The combination of the crowd’s audible excitement and the band’s sheer gut-rumbling volume made it difficult to pick up the new songs’ subtleties – but simply the fact that there were subtleties offers some indication of the band’s new material. As unbelievable as it seems, individual guitar lines distinctively pierced the songs’ otherwise muddy surfaces, and melodies even provided backbone to otherwise unwieldy clashes of sound.

“The Blister Exists” could be the soundtrack to war. A marching beat in the bridge threatened with impending doom while Jordison’s drums mimicked the sound of Uzi fire and programmer Craig Jones dropped rib-rattling bombs from his 808. In “Three Nil,” the call-and-response interplay between singer Corey Taylor and percussionist Clown provided the backdrop for one shirtless fan to toe the ledge of Roseland’s mezzanine-level VIP area and bang his head wildly for the few seconds before security evicted him.

Alongside “Duality,” which surfaced at New York radio on Friday (and was already the most requested tune by Monday), the fans equally reveled in the new song “The Pulse of the Maggots,” a ferocious show of gratitude many were already familiar with after hearing it stream on Slipknot’s Web site. To show their appreciation for “their song,” the entire floor transformed into a throbbing mass of bodies.

The enthusiasm of the band, which has retired its coveralls for matching black separates, was just as obvious.
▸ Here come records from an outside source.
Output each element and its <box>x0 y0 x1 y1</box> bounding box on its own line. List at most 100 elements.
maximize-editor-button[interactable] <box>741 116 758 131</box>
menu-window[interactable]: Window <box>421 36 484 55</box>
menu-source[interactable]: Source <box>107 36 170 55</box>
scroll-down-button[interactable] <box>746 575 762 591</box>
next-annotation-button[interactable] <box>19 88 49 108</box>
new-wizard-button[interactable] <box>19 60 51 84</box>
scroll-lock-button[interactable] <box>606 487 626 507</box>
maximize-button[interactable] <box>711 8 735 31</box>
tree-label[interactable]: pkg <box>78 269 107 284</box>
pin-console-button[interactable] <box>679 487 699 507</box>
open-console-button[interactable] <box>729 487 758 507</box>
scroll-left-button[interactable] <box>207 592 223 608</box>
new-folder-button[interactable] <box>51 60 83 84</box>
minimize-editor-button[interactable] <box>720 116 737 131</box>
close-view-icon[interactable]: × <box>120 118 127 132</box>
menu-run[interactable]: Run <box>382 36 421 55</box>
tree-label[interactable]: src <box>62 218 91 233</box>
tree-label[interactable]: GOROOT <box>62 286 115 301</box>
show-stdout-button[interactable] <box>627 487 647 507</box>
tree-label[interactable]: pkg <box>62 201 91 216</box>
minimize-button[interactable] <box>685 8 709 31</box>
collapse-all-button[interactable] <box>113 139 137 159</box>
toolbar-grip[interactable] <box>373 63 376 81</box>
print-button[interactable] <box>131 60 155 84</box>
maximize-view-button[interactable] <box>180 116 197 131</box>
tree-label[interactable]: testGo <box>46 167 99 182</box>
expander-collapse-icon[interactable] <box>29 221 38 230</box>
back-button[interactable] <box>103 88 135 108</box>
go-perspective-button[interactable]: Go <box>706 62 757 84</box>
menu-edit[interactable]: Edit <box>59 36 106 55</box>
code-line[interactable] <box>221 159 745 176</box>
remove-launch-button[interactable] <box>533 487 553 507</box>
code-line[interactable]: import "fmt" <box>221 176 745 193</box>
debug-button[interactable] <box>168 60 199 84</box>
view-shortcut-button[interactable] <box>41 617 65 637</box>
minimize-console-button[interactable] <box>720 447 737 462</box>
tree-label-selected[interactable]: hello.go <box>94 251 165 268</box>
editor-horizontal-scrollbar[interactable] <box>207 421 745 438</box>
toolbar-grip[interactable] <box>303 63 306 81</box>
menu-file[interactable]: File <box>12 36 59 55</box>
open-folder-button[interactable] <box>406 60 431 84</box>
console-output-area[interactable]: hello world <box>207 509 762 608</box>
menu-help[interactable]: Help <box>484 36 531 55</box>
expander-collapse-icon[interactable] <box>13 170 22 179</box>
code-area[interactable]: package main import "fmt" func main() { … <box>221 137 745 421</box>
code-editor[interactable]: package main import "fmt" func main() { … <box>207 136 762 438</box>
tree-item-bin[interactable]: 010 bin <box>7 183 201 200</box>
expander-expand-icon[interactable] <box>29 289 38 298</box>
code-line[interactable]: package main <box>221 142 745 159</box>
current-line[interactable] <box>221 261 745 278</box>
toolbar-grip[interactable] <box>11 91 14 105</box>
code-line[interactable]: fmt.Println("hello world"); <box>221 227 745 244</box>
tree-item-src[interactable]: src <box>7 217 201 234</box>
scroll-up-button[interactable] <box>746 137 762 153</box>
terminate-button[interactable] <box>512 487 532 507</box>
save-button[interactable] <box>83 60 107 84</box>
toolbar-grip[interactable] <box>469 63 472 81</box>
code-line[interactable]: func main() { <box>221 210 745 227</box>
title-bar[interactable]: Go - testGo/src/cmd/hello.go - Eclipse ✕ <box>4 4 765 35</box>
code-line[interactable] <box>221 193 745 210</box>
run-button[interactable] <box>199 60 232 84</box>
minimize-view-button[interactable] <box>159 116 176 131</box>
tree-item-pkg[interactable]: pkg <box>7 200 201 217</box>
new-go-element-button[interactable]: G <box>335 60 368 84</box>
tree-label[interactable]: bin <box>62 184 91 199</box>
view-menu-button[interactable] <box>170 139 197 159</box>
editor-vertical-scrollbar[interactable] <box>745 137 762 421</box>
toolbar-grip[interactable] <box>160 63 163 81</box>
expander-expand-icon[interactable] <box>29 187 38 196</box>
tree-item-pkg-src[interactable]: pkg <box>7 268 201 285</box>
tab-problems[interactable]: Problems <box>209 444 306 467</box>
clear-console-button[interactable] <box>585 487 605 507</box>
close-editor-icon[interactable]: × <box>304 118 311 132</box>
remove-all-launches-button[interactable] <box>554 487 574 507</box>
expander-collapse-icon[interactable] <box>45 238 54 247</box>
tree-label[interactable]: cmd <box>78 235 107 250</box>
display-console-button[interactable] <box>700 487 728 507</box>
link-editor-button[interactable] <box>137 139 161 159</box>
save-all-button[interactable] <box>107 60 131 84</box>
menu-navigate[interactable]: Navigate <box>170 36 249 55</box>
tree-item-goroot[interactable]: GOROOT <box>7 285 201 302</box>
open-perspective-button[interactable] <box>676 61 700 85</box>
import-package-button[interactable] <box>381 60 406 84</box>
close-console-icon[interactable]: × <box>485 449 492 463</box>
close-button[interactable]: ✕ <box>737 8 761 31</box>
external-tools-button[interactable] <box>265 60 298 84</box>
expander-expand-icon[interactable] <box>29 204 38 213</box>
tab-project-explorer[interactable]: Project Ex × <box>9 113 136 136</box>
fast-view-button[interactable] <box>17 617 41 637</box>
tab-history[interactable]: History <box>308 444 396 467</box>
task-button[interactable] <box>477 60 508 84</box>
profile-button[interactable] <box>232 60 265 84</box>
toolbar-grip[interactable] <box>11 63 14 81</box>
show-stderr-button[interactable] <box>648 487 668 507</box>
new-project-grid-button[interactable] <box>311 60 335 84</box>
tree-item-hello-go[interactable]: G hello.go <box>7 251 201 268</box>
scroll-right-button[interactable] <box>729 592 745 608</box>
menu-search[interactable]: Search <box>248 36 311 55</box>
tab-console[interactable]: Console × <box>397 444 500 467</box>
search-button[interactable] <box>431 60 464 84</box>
When he wasn’t pounding on his three-piece kit (two kettledrums and an empty beer keg), Clown climbed atop the spidery, scrap-metal construction that housed it like he was about to launch himself into the pit. The two guitarists and bassist Paul Grey roamed freely about the stage, their pace increasing with the music’s tempo. And when he wasn’t manipulating his turntable decks, DJ Sid Wilson thrashed his head and raised his fist to rally the crowd.

Fear Factory drew from throughout their 14-year career for their set, playing “Martyr” from their debut, Soul of a New Machine, and “Slave Labor” off the forthcoming Archetype, due April 20. The double-bass-drum assault of Raymond Herrera provided a punishing backdrop for a set that sounded slightly muddled but painfully loud. Singer Burton C. Bell agonizingly emoted his lyrics, half the time doubled over in mock pain, as guitarist Christian Olde Wolbers spewed forth an endless barrage of riffs.

Openers Chimaira controlled of the crowd with both their blistering, short set and the specific instructions of frontman Mark Hunter. Showing how he earned the nickname Metal Moses, Hunter co-opted an old hardcore trick that involves parting the audience in half, then crashing them together upon his command to create a pile of bodies. When not choreographing the crowd, Hunter led his band in unified headbanging. The image of five long-haired guys swinging their locks like a Vegas showgirl’s tassles, then stopping to rock their guitar necks back and forth, momentarily presented the image of a death-metal version of ‘NSYNC.

The night’s festivities, which also included local hardcore quintet Sworn Enemy, were hosted by the Jim Rose Circus’ Lizard Man, who stuck power drills and condoms up his nose and served as a human dartboard between sets. The Jägermeister Music Tour continues through May 14.